The ASX will implement a new clearing system based on Java and Digital Asset Modelling Language, which is used in the OTC derivatives world. It will include all existing CHESS functions and 35 new ones.
While this morning’s conference did not go into specifics, the new functions were requested by major financial institutions and can be used in a DLT (distributed ledger technology) node – also known as blockchain.
The systems will be tested early next year in the industry, through a development style mode which will allow brokers to test the new system before it goes public. The DLT node will go public around March-April 2021 – and it will be among the first of its kind for stock exchanges everywhere.
“The eyes in this room and around the world are watching us,” Stephens said. “Our progress is an important bellwether for the technology’s adoption internationally.”
The ASX have denied there will be more service costs or red tape. For blockchain skeptics, they will have the option of a traditional message-based connection to their system.
“We could have simply settled for building a new system – Chess Mark II – with a contemporary messaging protocol that replaced the legacy technology and provided the same, or slightly upgraded, clearing and settlement services on offer today,” said Stevens.
“Instead we’re building an open infrastructure solution that offers the comforts of CHESS Mark II with the added option of permissioned [sic], source-of-truth data, in real time. This is a chance for Australia to ‘leap forward’, like we did when CHESS was first implemented in the 1990s.”
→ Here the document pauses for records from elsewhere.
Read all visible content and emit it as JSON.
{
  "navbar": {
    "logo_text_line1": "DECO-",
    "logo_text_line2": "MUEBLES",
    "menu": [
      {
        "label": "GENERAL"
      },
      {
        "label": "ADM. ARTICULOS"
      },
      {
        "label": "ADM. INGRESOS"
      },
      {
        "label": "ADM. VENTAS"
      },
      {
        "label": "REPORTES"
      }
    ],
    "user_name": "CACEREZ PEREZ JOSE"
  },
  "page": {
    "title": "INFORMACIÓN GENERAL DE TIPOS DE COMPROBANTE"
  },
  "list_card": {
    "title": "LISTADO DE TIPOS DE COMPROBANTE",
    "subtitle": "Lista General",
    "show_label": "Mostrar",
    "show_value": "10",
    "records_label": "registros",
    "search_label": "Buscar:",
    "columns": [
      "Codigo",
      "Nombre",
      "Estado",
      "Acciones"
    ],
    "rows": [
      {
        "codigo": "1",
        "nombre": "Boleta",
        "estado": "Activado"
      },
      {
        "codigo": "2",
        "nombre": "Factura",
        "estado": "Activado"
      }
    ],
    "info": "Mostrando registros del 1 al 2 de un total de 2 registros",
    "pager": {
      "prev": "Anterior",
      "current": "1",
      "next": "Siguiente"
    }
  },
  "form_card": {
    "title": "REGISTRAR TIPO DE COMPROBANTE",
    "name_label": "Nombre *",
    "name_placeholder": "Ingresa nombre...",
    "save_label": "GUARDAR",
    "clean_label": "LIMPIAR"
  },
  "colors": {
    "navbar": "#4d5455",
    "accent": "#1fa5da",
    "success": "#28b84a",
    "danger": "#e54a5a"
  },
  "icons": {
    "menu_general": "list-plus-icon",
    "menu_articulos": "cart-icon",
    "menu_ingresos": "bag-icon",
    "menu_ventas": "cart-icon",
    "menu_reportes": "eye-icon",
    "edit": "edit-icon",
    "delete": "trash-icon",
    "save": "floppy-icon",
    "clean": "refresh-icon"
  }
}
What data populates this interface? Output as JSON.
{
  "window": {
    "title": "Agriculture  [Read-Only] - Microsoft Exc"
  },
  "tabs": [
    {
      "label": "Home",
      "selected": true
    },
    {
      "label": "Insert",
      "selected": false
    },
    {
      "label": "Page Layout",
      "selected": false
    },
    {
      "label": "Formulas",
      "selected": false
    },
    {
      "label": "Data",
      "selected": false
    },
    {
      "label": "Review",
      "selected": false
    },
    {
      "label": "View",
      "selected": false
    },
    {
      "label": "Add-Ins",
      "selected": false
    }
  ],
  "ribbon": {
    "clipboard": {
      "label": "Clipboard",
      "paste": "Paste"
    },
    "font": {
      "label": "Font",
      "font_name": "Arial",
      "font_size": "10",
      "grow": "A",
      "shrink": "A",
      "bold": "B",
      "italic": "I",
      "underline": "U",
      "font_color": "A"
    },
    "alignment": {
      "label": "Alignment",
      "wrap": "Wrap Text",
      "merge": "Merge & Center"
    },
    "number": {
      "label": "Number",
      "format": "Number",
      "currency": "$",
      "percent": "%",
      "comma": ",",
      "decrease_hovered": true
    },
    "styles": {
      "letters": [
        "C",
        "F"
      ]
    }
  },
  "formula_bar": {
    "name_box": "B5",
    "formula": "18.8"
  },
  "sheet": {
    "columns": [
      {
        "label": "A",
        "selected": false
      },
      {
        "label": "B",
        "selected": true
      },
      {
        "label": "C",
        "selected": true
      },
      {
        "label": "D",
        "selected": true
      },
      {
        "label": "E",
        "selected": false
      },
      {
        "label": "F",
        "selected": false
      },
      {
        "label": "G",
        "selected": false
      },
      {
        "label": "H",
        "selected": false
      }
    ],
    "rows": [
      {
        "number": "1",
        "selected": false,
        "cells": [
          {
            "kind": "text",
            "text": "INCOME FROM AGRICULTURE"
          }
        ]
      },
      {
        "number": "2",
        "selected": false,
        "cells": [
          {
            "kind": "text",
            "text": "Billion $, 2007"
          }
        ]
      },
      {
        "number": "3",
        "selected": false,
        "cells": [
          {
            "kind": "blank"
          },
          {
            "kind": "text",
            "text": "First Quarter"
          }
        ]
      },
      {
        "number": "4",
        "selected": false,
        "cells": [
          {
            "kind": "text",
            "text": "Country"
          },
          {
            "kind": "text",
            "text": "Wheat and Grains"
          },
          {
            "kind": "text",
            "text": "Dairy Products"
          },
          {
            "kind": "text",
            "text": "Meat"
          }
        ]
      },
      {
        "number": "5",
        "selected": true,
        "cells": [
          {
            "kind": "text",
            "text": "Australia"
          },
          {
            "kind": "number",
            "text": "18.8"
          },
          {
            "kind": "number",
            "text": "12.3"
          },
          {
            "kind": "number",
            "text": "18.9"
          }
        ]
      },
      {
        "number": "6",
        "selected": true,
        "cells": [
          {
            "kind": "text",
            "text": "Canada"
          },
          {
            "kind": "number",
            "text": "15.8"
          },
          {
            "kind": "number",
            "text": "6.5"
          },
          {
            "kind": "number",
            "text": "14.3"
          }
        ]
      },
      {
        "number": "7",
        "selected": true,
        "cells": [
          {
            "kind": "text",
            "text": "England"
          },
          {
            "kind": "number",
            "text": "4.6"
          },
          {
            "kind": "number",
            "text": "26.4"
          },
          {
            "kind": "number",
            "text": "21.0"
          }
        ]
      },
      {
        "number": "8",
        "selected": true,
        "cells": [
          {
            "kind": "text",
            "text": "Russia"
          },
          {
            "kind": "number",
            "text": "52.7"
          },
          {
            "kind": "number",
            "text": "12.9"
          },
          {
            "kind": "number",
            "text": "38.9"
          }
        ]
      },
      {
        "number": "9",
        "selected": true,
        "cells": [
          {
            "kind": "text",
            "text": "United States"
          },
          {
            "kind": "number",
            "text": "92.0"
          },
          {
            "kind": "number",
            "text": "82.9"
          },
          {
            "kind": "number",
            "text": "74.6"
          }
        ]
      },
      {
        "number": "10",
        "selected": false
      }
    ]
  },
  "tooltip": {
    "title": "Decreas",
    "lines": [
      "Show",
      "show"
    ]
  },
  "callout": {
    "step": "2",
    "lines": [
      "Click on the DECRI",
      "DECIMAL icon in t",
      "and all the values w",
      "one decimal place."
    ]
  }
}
He promised the new system will cut costs and increase efficiency. While Stevens could not give an exact figure he said: “Even if 1 per cent [efficiency gain] is correct, ASX would be adding value to the industry that are multiples of the current settlement fees.”
“All holdings [will] be seen on the one system with perfect trust and in real time.”
But replacement of CHESS is not the only technological change taking place. The ASX will build a second data centre by the end of this year and offer its own data analytics software that is currently being trialled internally.
Stevens also told attendees he was proud there had been 126 foreign IPOs – noting the most recent one, US family networking app Life360 (ASX: 360). He was keen to attract more listings both domestic and foreign, particularly technology.
“There is no doubt that technology will play a greater role over time in both Australia and the world economy,” he said.
“We now have approximately 200 listed tech companies – our second largest sector behind resources. This is delivering diversity to Australian investors who have been traditionally more weighted to resources and financial services.
“Consider the alternative: should the ASX shut the door to tech listings? Should we leave this industry to other exchanges? If we did, capital, companies, investors and exciting growth opportunities would go elsewhere and our public market would become less relevant.
“It’s our job to facilitate the listing of suitable Australian and foreign companies which are bought to us by banks, brokers and underwriters.”
While he was proud that some tech stocks had performed, he made it clear that the ASX did not just take anyone. In three years, the ASX rejected 80 applications because they failed to meet listing requirements.
Of course, that number does not account for interventions from ASIC.
Stevens concluded by reminding attendees of the role they had to play in the quality of the market.
“There is a key role to play for those here today too, ensuring the quality of the companies you promote and bring to the market, and the advice you give your clients and investors.”